Employees are people with perceptions and beliefs, and no matter what you do to help them, they may go back to the original conflict and continue to escalate their annoyances. What can you do then? It’s when the disciplinary action comes into play. When employees don’t deal with their performance or change their behaviors, it impacts the team and the overall success of the company.
One of the best ways to avoid conflict is to create clear guidelines for appropriate behavior in the workplace.
- Stress the importance of everyone being accountable for his or her performance and actions. Be clear about what accountability looks like so they can emulate it.
- Create a basic rule that there is zero tolerance for disrespect towards others. Disrespect shows up in the workplace through criticizing ideas, a manager yelling at an employee, being sarcastic with a coworker, making jokes about the person behind his or her back and several other behaviors that devalue an employee.
- In the U.S. some laws protect employees from discrimination or sexual harassment. As a manager, you need to be aware of the laws and the legal ramification when you or an employee breaks them. For example, in your role as a manager, you are in the lunchroom, and you hear an employee making fun of an employee because of their race, color, religion, or sex. Your responsibility is to handle that issue immediately. If the individual is not your direct report, go to the manager of that person and have the employee come to discuss the issue. Train your employees on the laws, and don’t assume they know.

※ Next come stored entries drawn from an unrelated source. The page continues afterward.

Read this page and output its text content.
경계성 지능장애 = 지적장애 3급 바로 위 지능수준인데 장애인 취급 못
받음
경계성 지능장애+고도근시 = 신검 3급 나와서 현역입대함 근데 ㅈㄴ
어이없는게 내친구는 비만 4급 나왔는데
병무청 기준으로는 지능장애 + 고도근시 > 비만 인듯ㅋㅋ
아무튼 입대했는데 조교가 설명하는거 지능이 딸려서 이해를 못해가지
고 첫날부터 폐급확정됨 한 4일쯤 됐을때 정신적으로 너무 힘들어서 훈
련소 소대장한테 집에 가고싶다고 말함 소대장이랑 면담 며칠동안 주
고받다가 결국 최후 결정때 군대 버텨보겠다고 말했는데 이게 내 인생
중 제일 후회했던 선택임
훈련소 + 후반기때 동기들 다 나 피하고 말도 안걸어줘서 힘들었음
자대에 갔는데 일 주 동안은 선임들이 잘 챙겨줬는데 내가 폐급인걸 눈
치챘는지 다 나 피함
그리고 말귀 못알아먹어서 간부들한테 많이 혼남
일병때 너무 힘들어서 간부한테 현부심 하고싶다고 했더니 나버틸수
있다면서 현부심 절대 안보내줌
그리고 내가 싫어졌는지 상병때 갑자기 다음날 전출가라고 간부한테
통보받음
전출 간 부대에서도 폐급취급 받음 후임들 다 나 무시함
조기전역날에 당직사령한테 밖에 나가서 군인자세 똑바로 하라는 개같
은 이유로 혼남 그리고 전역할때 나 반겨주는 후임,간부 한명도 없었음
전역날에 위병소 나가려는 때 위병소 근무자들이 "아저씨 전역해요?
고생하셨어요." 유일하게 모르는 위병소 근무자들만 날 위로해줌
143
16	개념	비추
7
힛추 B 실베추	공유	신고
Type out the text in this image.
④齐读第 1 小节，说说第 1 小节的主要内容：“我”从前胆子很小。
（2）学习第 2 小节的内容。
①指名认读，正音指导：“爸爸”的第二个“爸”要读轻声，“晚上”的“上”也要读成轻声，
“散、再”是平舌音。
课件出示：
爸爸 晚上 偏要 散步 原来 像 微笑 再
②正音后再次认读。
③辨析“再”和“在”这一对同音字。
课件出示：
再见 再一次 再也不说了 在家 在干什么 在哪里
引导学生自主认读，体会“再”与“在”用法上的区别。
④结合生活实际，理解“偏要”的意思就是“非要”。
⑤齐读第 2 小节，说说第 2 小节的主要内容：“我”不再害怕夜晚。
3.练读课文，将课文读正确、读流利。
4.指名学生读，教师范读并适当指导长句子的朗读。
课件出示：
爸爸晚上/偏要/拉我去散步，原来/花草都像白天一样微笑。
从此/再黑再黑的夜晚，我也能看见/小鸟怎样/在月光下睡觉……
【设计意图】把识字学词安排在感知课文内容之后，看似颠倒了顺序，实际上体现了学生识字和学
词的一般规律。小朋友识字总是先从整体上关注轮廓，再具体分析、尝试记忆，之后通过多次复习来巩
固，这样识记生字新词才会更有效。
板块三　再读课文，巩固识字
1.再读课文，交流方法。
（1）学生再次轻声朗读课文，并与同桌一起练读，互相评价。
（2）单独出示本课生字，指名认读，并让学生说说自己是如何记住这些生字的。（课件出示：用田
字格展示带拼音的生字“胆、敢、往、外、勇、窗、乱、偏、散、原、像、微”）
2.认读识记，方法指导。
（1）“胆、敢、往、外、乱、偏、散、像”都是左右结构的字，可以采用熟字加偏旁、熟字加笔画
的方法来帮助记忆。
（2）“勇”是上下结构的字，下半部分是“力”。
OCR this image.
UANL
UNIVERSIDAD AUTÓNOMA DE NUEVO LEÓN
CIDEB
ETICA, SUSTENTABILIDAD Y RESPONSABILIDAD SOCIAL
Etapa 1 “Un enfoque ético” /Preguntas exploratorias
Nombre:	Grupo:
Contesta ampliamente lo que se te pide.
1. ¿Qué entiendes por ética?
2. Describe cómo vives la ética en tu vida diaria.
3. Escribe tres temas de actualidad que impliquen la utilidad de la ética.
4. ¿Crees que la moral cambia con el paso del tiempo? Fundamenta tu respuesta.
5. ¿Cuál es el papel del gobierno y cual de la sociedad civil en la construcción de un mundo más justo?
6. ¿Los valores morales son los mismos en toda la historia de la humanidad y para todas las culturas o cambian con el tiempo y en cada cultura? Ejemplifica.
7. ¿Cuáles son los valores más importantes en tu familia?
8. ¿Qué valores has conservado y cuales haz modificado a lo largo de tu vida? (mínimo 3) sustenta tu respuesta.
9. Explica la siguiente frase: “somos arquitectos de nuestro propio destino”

- Lots of people are uncomfortable dealing with conflicts, and you need to guide them in recognizing the issues, and that it may be their response to the problem that could be causing the conflict. They will need to be active in resolving the issue. Even if they are willing to work through issues, you may still need to facilitate appropriate solutions to their problems.
Let employees know that you are there to work with them as they deal with any workplace issues that interfere with their performance. It’s their job to resolve it, and you are there to facilitate the resolution.
If you are the only one who comes up with recommendations, then your employees will never take ownership of their problems. Encourage them to be open to finding potential solutions.
Encourage them to share amongst themselves how they have resolved conflicts as this helps others, as well as reduces your need to facilitate conflicts within your team.
How a manager handles conflict also impacts how the team deals with its conflicts.